L'Eure est probablement un des rares départements terriens français, et certainement le seul, qui possède un phare maritime.

À la suite de quelles louches intrigues, de quelles basses démarches, de quelles nauséeuses influences ce département d'eau douce est-il arrivé à faire ériger en son sein un phare de première classe? Voilà ce que je ne saurais dire, voilà ce que je ne voudrais jamais chercher à savoir.

Quelques petits jeunes gens des Ponts et Chaussées me répondront d'un air suffisant qu'un phare élevé en terre ferme peut éclairer une portion de mer sise pas trop loin de là. Soit!

Il n'en est pas moins humiliant, quand on habite Honfleur (des Honfleurais fondèrent Québec en 1608) et qu'un ami, O'Reilly ou un autre, vous prie de lui faire visiter un phare de la première classe, il n'en est pas moins humiliant, dis-je, de le trimballer dans un département voisin dont le plus intrépide navigateur est tanneur à Pont-Audemer.

Non pas que le voyage en soit regrettable, oh! que non pas! La route est charmante d'un bout à l'autre, peuplée de vieilles sempiterneuses qui tricotent, de jeunes filles qui attendent à la fontaine que leur siau se remplisse. Ah! combien exquises, ces Danaïdes normandes, une surtout, un peu avant Ficquefleur!
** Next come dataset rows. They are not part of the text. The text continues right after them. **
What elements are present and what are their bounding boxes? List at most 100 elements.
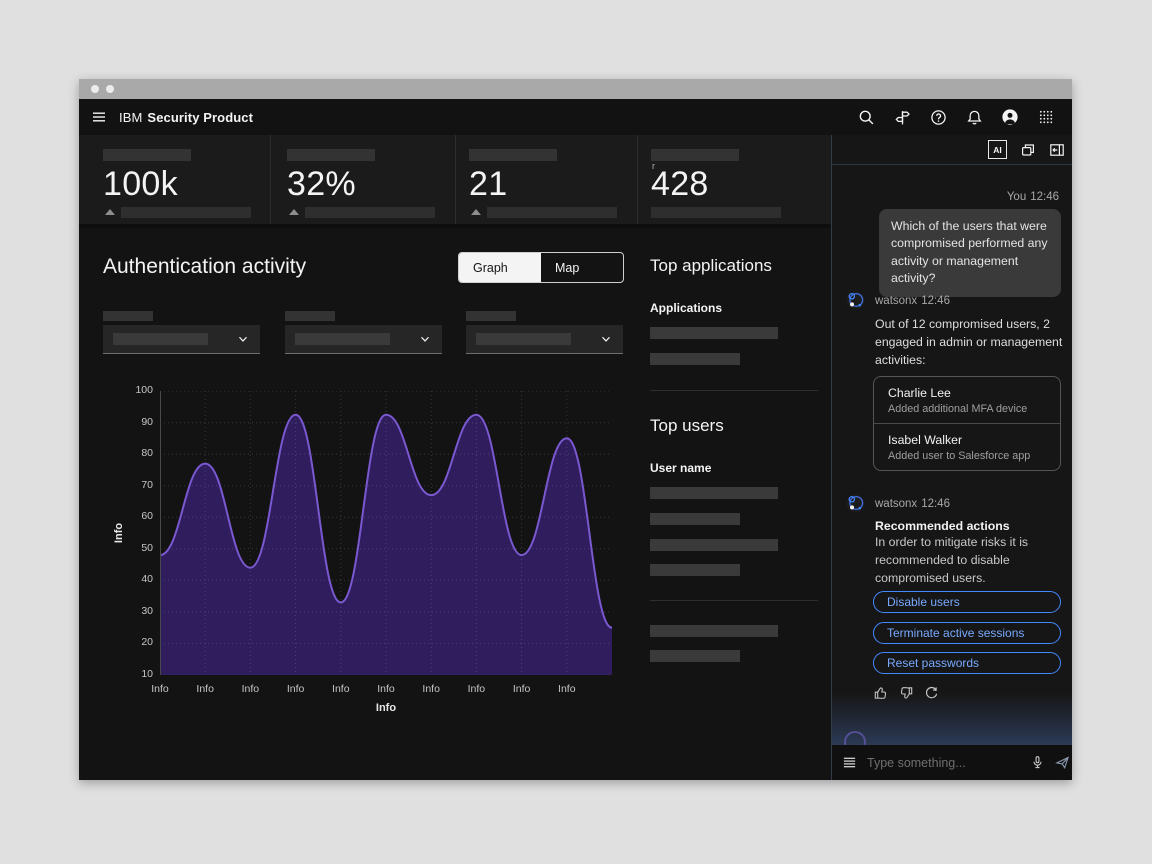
kpi-trend-skeleton bbox=[487, 207, 617, 218]
kpi-title-skeleton bbox=[651, 149, 739, 161]
brand-prefix: IBM bbox=[119, 110, 142, 125]
user-message-bubble: Which of the users that were compromised… bbox=[879, 209, 1061, 297]
divider bbox=[650, 390, 818, 391]
search-icon[interactable] bbox=[848, 99, 884, 135]
applications-column-header: Applications bbox=[650, 301, 722, 315]
area-chart bbox=[160, 391, 612, 675]
kpi-title-skeleton bbox=[469, 149, 557, 161]
users-card: Charlie Lee Added additional MFA device … bbox=[873, 376, 1061, 471]
wayfinding-icon[interactable] bbox=[884, 99, 920, 135]
switcher-option-graph[interactable]: Graph bbox=[459, 253, 541, 282]
trend-up-icon bbox=[105, 209, 115, 215]
list-item-skeleton bbox=[650, 487, 778, 499]
ai-label-icon[interactable]: AI bbox=[988, 140, 1007, 159]
list-item-skeleton bbox=[650, 564, 740, 576]
card-item: Isabel Walker Added user to Salesforce a… bbox=[874, 424, 1060, 470]
user-message-meta: You12:46 bbox=[1007, 191, 1059, 203]
filter-dropdown-1[interactable] bbox=[103, 325, 260, 354]
chat-text-input[interactable] bbox=[865, 755, 1030, 771]
window-dot-1[interactable] bbox=[91, 85, 99, 93]
sender-name: watsonx bbox=[875, 295, 917, 307]
message-time: 12:46 bbox=[921, 498, 950, 510]
x-axis-title: Info bbox=[160, 702, 612, 714]
top-applications-title: Top applications bbox=[650, 256, 772, 276]
filter-label-skeleton bbox=[103, 311, 153, 321]
chat-input-bar bbox=[832, 745, 1072, 780]
watsonx-avatar-icon bbox=[846, 494, 865, 518]
app-switcher-icon[interactable] bbox=[1028, 99, 1064, 135]
pop-out-icon[interactable] bbox=[1020, 142, 1036, 158]
microphone-icon[interactable] bbox=[1030, 755, 1045, 770]
x-axis-tick-labels: InfoInfoInfoInfoInfoInfoInfoInfoInfoInfo bbox=[160, 683, 612, 697]
dropdown-value-skeleton bbox=[295, 333, 390, 345]
filter-label-skeleton bbox=[466, 311, 516, 321]
list-item-skeleton bbox=[650, 353, 740, 365]
top-navbar: IBM Security Product bbox=[79, 99, 1072, 135]
bot-message-title: Recommended actions bbox=[875, 519, 1010, 533]
window-dot-2[interactable] bbox=[106, 85, 114, 93]
user-name: Charlie Lee bbox=[888, 386, 1046, 400]
bot-message-text: In order to mitigate risks it is recomme… bbox=[875, 534, 1061, 587]
list-item-skeleton bbox=[650, 327, 778, 339]
top-users-title: Top users bbox=[650, 416, 724, 436]
assistant-chat-panel: AI You12:46 Which of the users that were… bbox=[831, 135, 1072, 780]
window-titlebar[interactable] bbox=[79, 79, 1072, 99]
bot-message-meta: watsonx 12:46 bbox=[875, 295, 950, 307]
hamburger-menu-icon[interactable] bbox=[79, 99, 119, 135]
brand-name: Security Product bbox=[147, 110, 253, 125]
y-axis-tick-labels: 102030405060708090100 bbox=[119, 385, 153, 669]
desktop-background: IBM Security Product bbox=[0, 0, 1152, 864]
kpi-trend-skeleton bbox=[305, 207, 435, 218]
graph-map-switcher: Graph Map bbox=[458, 252, 624, 283]
chat-panel-header: AI bbox=[832, 135, 1072, 165]
app-window: IBM Security Product bbox=[79, 79, 1072, 780]
card-item: Charlie Lee Added additional MFA device bbox=[874, 377, 1060, 423]
nav-actions bbox=[848, 99, 1072, 135]
help-icon[interactable] bbox=[920, 99, 956, 135]
switcher-option-map[interactable]: Map bbox=[541, 253, 623, 282]
user-activity: Added user to Salesforce app bbox=[888, 450, 1046, 462]
kpi-value: 21 bbox=[469, 165, 507, 204]
sender-name: watsonx bbox=[875, 498, 917, 510]
trend-up-icon bbox=[471, 209, 481, 215]
user-avatar-icon[interactable] bbox=[992, 99, 1028, 135]
side-panel-icon[interactable] bbox=[1049, 142, 1065, 158]
filter-label-skeleton bbox=[285, 311, 335, 321]
chevron-down-icon bbox=[418, 332, 432, 346]
kpi-title-skeleton bbox=[103, 149, 191, 161]
watsonx-avatar-icon bbox=[846, 291, 865, 315]
app-title: IBM Security Product bbox=[119, 110, 253, 125]
dropdown-value-skeleton bbox=[113, 333, 208, 345]
bot-message-meta: watsonx 12:46 bbox=[875, 498, 950, 510]
dropdown-value-skeleton bbox=[476, 333, 571, 345]
kpi-tile-1: 100k bbox=[79, 135, 270, 224]
message-time: 12:46 bbox=[921, 295, 950, 307]
disable-users-button[interactable]: Disable users bbox=[873, 591, 1061, 613]
kpi-tile-3: 21 bbox=[455, 135, 637, 224]
chat-bottom-gradient bbox=[832, 693, 1072, 745]
list-item-skeleton bbox=[650, 625, 778, 637]
list-item-skeleton bbox=[650, 539, 778, 551]
kpi-tile-4: r 428 bbox=[637, 135, 831, 224]
user-activity: Added additional MFA device bbox=[888, 403, 1046, 415]
list-item-skeleton bbox=[650, 513, 740, 525]
notifications-bell-icon[interactable] bbox=[956, 99, 992, 135]
chevron-down-icon bbox=[236, 332, 250, 346]
chevron-down-icon bbox=[599, 332, 613, 346]
kpi-trend-skeleton bbox=[651, 207, 781, 218]
kpi-value: 100k bbox=[103, 165, 178, 204]
user-name-column-header: User name bbox=[650, 461, 711, 475]
divider bbox=[650, 600, 818, 601]
kpi-value: 32% bbox=[287, 165, 356, 204]
filter-dropdown-2[interactable] bbox=[285, 325, 442, 354]
terminate-sessions-button[interactable]: Terminate active sessions bbox=[873, 622, 1061, 644]
bot-message-text: Out of 12 compromised users, 2 engaged i… bbox=[875, 316, 1063, 369]
kpi-tile-2: 32% bbox=[270, 135, 455, 224]
send-icon[interactable] bbox=[1055, 755, 1070, 770]
filter-dropdown-3[interactable] bbox=[466, 325, 623, 354]
kpi-value: 428 bbox=[651, 165, 709, 204]
input-menu-icon[interactable] bbox=[842, 755, 857, 770]
reset-passwords-button[interactable]: Reset passwords bbox=[873, 652, 1061, 674]
sender-name: You bbox=[1007, 191, 1026, 203]
kpi-title-skeleton bbox=[287, 149, 375, 161]
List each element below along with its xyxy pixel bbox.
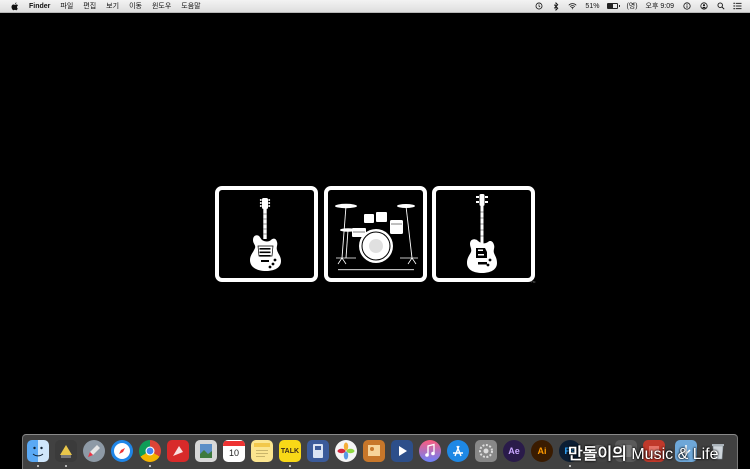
dock-save-app[interactable] <box>307 440 329 462</box>
menu-bar-left: Finder 파일 편집 보기 이동 윈도우 도움말 <box>0 1 201 11</box>
drum-kit-card <box>324 186 427 282</box>
wifi-icon[interactable] <box>568 2 577 11</box>
dock-red-app[interactable] <box>167 440 189 462</box>
menu-window[interactable]: 윈도우 <box>152 1 171 11</box>
dock-finder[interactable] <box>27 440 49 462</box>
info-icon[interactable] <box>682 2 691 11</box>
spotlight-icon[interactable] <box>716 2 725 11</box>
running-indicator-photoshop <box>569 465 571 467</box>
image-app-icon <box>368 445 380 456</box>
illustrator-icon: Ai <box>537 446 547 456</box>
menu-file[interactable]: 파일 <box>60 1 73 11</box>
dock-illustrator[interactable]: Ai <box>531 440 553 462</box>
running-indicator-finder <box>37 465 39 467</box>
utility-icon <box>60 445 72 458</box>
photos-icon <box>337 442 355 460</box>
bluetooth-icon[interactable] <box>551 1 560 11</box>
dock-calendar[interactable]: 10 <box>223 440 245 462</box>
launchpad-icon <box>88 445 100 457</box>
menu-view[interactable]: 보기 <box>106 1 119 11</box>
preview-icon <box>200 444 212 458</box>
dock-chrome[interactable] <box>139 440 161 462</box>
dock-itunes[interactable] <box>419 440 441 462</box>
save-app-icon <box>313 444 323 458</box>
dock-safari[interactable] <box>111 440 133 462</box>
bass-guitar-icon <box>466 194 497 273</box>
menu-help[interactable]: 도움말 <box>181 1 200 11</box>
running-indicator-kakaotalk <box>289 465 291 467</box>
itunes-icon <box>425 443 435 457</box>
dock-notes[interactable] <box>251 440 273 462</box>
notes-icon <box>254 443 270 457</box>
system-preferences-icon <box>479 444 493 458</box>
watermark-korean: 만돌이의 <box>568 446 627 463</box>
calendar-date: 10 <box>228 448 239 458</box>
video-app-icon <box>399 446 407 456</box>
dock-system-preferences[interactable] <box>475 440 497 462</box>
battery-level <box>608 4 614 8</box>
dock-video-app[interactable] <box>391 440 413 462</box>
dock-utility[interactable] <box>55 440 77 462</box>
dock-kakaotalk[interactable]: TALK <box>279 440 301 462</box>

Alors, on arrive à Fatouville: c'est là le phare.

Un gardien vous accueille, c'est le gardien-chef, ne l'oublions pas, un gardien-chef de première classe, comme il a soin de vous en aviser lui-même.

On gravit un escalier qui compte un certain nombre de marches (sans cela serait-il un escalier? a si bien fait observer le cruel observateur Henry Somm).